There'd something a little odd about Princeton economist Alan Krueger devoting his whole NYT column to plugging the research of currently-on-the-job-market Princeton grad student, Erica Field-- if not for the fact that she's working on a really exciting and important topic, the impact of Hernando de Soto's land-titling reforms on labor market participation in Peru, and for the fact (not mentioned in his column, but apparent from her CV) that he's not one of her advisors.
I'm a big, big believer in de Soto's title-reform agenda for Peru and most of the rest of the developing world. As Krueger notes, the effect Field has found isn't the main one de Soto predicts. But the effects are all of a piece; property titling lends security and stability to the lives of the most vulnerable. It makes sense that protection of basic physical security and protection from invasion precede labor market entry, which in turn precedes credit market entry. More former squatters having regular and documentable sources of income now means more former squatters who make plausible mortgagors in a few years; collateral is a necessary but often not sufficient condition for credit market access, since creditors would rather know how the loan is going to be serviced than to know that they're going to end up foreclosing.
Oddly, Krueger only mentioned Peruvian government studies of the credit market access question, and he reports that there's been no evidence of an improvement yet. But Field's list of working papers includes one on this question, and while the results aren't huge, they do seem to be present.
Do Property Titles Increase Credit Access among the Urban Poor? Evidence from Peru”(with Maximo Torero, mimeo, Princeton University, September 2002)

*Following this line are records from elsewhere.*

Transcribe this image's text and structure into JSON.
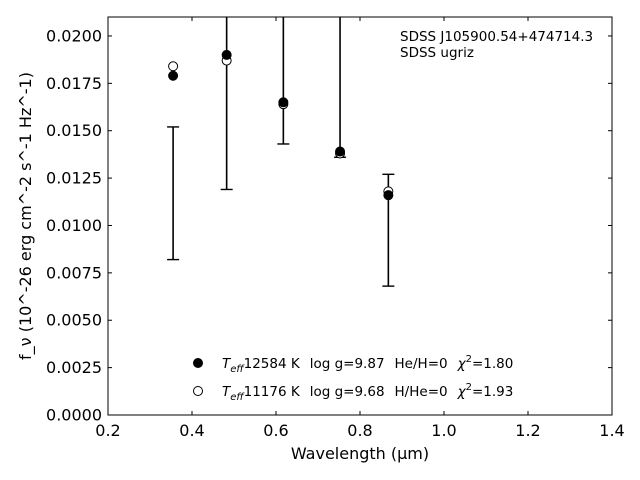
{
  "chart_data": {
    "type": "scatter",
    "xlabel": "Wavelength (μm)",
    "ylabel": "f_ν (10^-26 erg cm^-2 s^-1 Hz^-1)",
    "xlim": [
      0.2,
      1.4
    ],
    "ylim": [
      0.0,
      0.021
    ],
    "x_ticks": [
      "0.2",
      "0.4",
      "0.6",
      "0.8",
      "1.0",
      "1.2",
      "1.4"
    ],
    "y_ticks": [
      "0.0000",
      "0.0025",
      "0.0050",
      "0.0075",
      "0.0100",
      "0.0125",
      "0.0150",
      "0.0175",
      "0.0200"
    ],
    "grid": false,
    "annotation": {
      "line1": "SDSS J105900.54+474714.3",
      "line2": "SDSS ugriz"
    },
    "observed": {
      "name": "SDSS ugriz",
      "points": [
        {
          "x": 0.355,
          "ylow": 0.0082,
          "yhigh": 0.0152
        },
        {
          "x": 0.4825,
          "ylow": 0.0119,
          "yhigh": 0.021
        },
        {
          "x": 0.6175,
          "ylow": 0.0143,
          "yhigh": 0.021
        },
        {
          "x": 0.7525,
          "ylow": 0.0136,
          "yhigh": 0.021
        },
        {
          "x": 0.8675,
          "ylow": 0.0068,
          "yhigh": 0.0127
        }
      ]
    },
    "series": [
      {
        "name": "He/H=0",
        "marker": "filled",
        "legend": {
          "teff": "12584 K",
          "logg": "log g=9.87",
          "comp": "He/H=0",
          "chi2": "=1.80"
        },
        "x": [
          0.355,
          0.4825,
          0.6175,
          0.7525,
          0.8675
        ],
        "y": [
          0.0179,
          0.019,
          0.0165,
          0.0139,
          0.0116
        ]
      },
      {
        "name": "H/He=0",
        "marker": "open",
        "legend": {
          "teff": "11176 K",
          "logg": "log g=9.68",
          "comp": "H/He=0",
          "chi2": "=1.93"
        },
        "x": [
          0.355,
          0.4825,
          0.6175,
          0.7525,
          0.8675
        ],
        "y": [
          0.0184,
          0.0187,
          0.0164,
          0.0138,
          0.0118
        ]
      }
    ],
    "legend_position": "lower-center",
    "colors": {
      "axis": "#000000",
      "marker": "#000000",
      "background": "#ffffff"
    }
  }
}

Abstract: The Peruvian urban titling program provides a dramatic natural experiment for testing the theory that credit rationing can be remedied by strengthening institutions governing property rights and increasing the collateral value of landholdings. This paper conducts an evaluation of early program impact on the likelihood of obtaining formal credit and on the interest rate at which formal credit can be obtained. Staggered program timing within cities enables us to construct comparison groups in program and non-program neighborhoods via propensity score based on observable criteria in loan applications. We then estimate the average treatment effect of property titling on credit access using kernel-based and nearest neighbor matching methods, looking separately at the impact among commercial and non-profit lenders. Our results suggest that among non-profit lenders land titles increase loan acceptance rates by 12% but have no influence on borrowing costs. Meanwhile, loan acceptance rates of both standard commercial banks and informal lenders are unaffected by residential ownership status, although interest rates in commercial banks appear slightly lower for title-holders. We attribute this pattern to the higher profitability of small loans for microfinance lenders with localized strategies for dealing with informational and enforcement costs and to greater public sector familiarity with the government titling effort.

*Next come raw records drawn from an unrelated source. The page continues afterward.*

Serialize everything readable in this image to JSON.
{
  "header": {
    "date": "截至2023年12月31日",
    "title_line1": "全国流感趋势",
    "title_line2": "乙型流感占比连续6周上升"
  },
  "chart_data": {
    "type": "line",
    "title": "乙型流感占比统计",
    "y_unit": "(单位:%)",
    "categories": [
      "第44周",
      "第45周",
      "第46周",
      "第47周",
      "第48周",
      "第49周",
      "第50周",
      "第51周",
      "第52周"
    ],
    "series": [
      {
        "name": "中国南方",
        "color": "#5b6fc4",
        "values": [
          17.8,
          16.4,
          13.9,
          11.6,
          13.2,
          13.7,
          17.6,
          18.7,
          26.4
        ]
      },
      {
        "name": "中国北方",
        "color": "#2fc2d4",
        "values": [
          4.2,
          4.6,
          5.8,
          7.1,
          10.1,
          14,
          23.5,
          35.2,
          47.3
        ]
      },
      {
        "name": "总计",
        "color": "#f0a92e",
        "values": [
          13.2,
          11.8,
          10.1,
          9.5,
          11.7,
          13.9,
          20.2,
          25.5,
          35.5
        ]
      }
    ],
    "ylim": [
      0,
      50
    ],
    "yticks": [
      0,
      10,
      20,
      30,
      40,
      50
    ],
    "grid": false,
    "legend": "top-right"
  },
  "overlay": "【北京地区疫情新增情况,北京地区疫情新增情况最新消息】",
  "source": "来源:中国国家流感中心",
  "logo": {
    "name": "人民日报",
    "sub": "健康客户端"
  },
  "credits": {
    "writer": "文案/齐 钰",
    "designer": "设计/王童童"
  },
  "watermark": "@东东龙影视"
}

NB: This is not an area of academic expertise for me; I read de Soto's translated works, but those aren't pieces of technical economics. I gather that Field is among the first economists to subject the reforms to rigorous testing; I haven't read her papers, and they don't seem to have been through peer review yet. With that proviso noted, here's the paper Krueger is talking about.
UPDATE: Brad deLong is impressed with Field's work as well.